EL NACIMIENTO
De niños, dedicábamos muchas horas de
este tiempo de Adviento a preparar el “nacimiento” en nuestras casas. Primero
diseñábamos el paisaje. Había que buscar musgo y arena. Y traer a casa las
escorias que semejaban las montañas. Y sacar aquel papel plateado que envolvía las
libras de chocolate.
Después colocábamos las figuras de
barro. Al principio solo teníamos el Niño Jesús, María y José. Año tras año
fueron llegando las demás. El abuelo nos regaló los Reyes Magos. Después
vinieron el ángel y los pastores con sus ovejas. Finalmente compramos la
lavandera, que colocamos junto al arroyo.
Poner el “nacimiento”, o el “belén”, suscitaba
nuestra creatividad. Buscamos no sé dónde una estrella. Hicimos a mano algunas
casitas y hasta el palacio de Herodes. Por cierto, nunca tuvo un inquilino. Poner
el nacimiento era una verdadera catequesis. Y una invitación a la oración.
Visitábamos el “nacimiento” que se
colocaba en las iglesias. Aquellos belenes eran grandes, tenían cascadas de
agua, luces en las casas y figuras que se movían. También los ponían en lugares
públicos y en los escaparates de muchos negocios. Cuando llegó la televisión vimos
la cantidad y la belleza de los belenes que lucían en otras ciudades.
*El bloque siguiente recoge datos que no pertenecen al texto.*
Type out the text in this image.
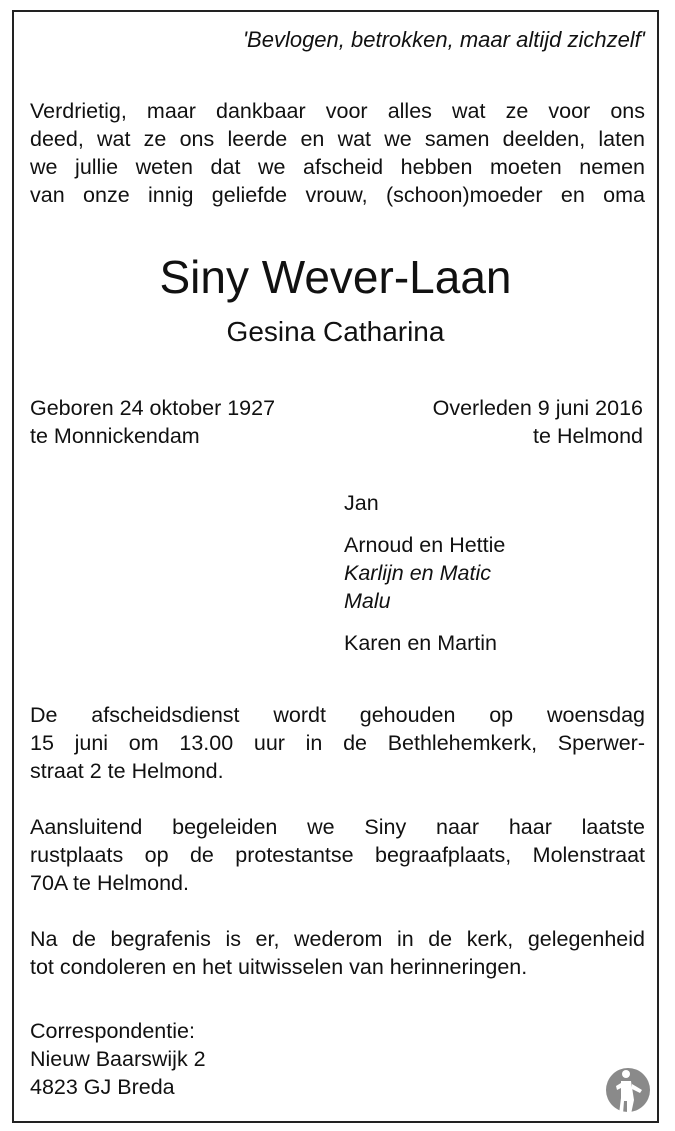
'Bevlogen, betrokken, maar altijd zichzelf'

Verdrietig, maar dankbaar voor alles wat ze voor ons
deed, wat ze ons leerde en wat we samen deelden, laten
we jullie weten dat we afscheid hebben moeten nemen
van onze innig geliefde vrouw, (schoon)moeder en oma

Siny Wever-Laan

Gesina Catharina

Geboren 24 oktober 1927
te Monnickendam
Overleden 9 juni 2016
te Helmond
Jan
Arnoud en Hettie
Karlijn en Matic
Malu
Karen en Martin
De afscheidsdienst wordt gehouden op woensdag
15 juni om 13.00 uur in de Bethlehemkerk, Sperwer-
straat 2 te Helmond.
Aansluitend begeleiden we Siny naar haar laatste
rustplaats op de protestantse begraafplaats, Molenstraat
70A te Helmond.
Na de begrafenis is er, wederom in de kerk, gelegenheid
tot condoleren en het uitwisselen van herinneringen.
Correspondentie:
Nieuw Baarswijk 2
4823 GJ Breda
Por entonces supimos que fue Francisco
de Asís quien en la Nochebuena de 1223 decidió hacer visible a las buenas
gentes de Greccio el misterio del nacimiento de Jesús. La Palabra se hizo carne
y puso su tienda de campaña entre nosotros. Así que era importante representar
la humanidad del Hijo de Dios.
Más tarde leímos que el rey Carlos III
se había traído de Nápoles la idea del “belén”. Y supimos del que se expone en
el Palacio Real de Madrid. Conocimos las figurillas salidas del taller de
Angela Tripi, en Palermo, el monumental “presepio” del monasterio de Santa
Clara de Nápoles y el que vemos en el claustro de la iglesia romana de los
santos Cosme y Damián.
Ahora nos alegra saber del “nacimiento” instalado
en la Plaza de San Marcelo en León o en la del Liceo, en Salamanca y aún en el
pueblo de Cerezales del Condado. Nos gusta el monumental “presepio” que se
levanta cada año en el centro de la plaza de San Pedro, en el Vaticano. Y el
gran “pesebre” de madera que la municipalidad coloca en la plaza pública, allá
en el lejano pueblo chileno de Llanquihue.
Pero ¿qué es lo que está pasando entre
nosotros? ¿Es tan solo nuestra prisa la que nos impide detenernos a instalar el
nacimiento en nuestro hogar? ¿Por qué algunos gobernantes han decidido
eliminarlo de nuestras plazas?
El pretendido respeto a otras religiones
¿no será una excusa para eliminar todos los signos cristianos? ¿Será que con su
debilidad este Niño pone en ridículo a los prepotentes? ¿O será que
desgraciadamente la cultura de la muerte nos impide contemplar la imagen de la
familia y hasta el más sencillo signo de la vida?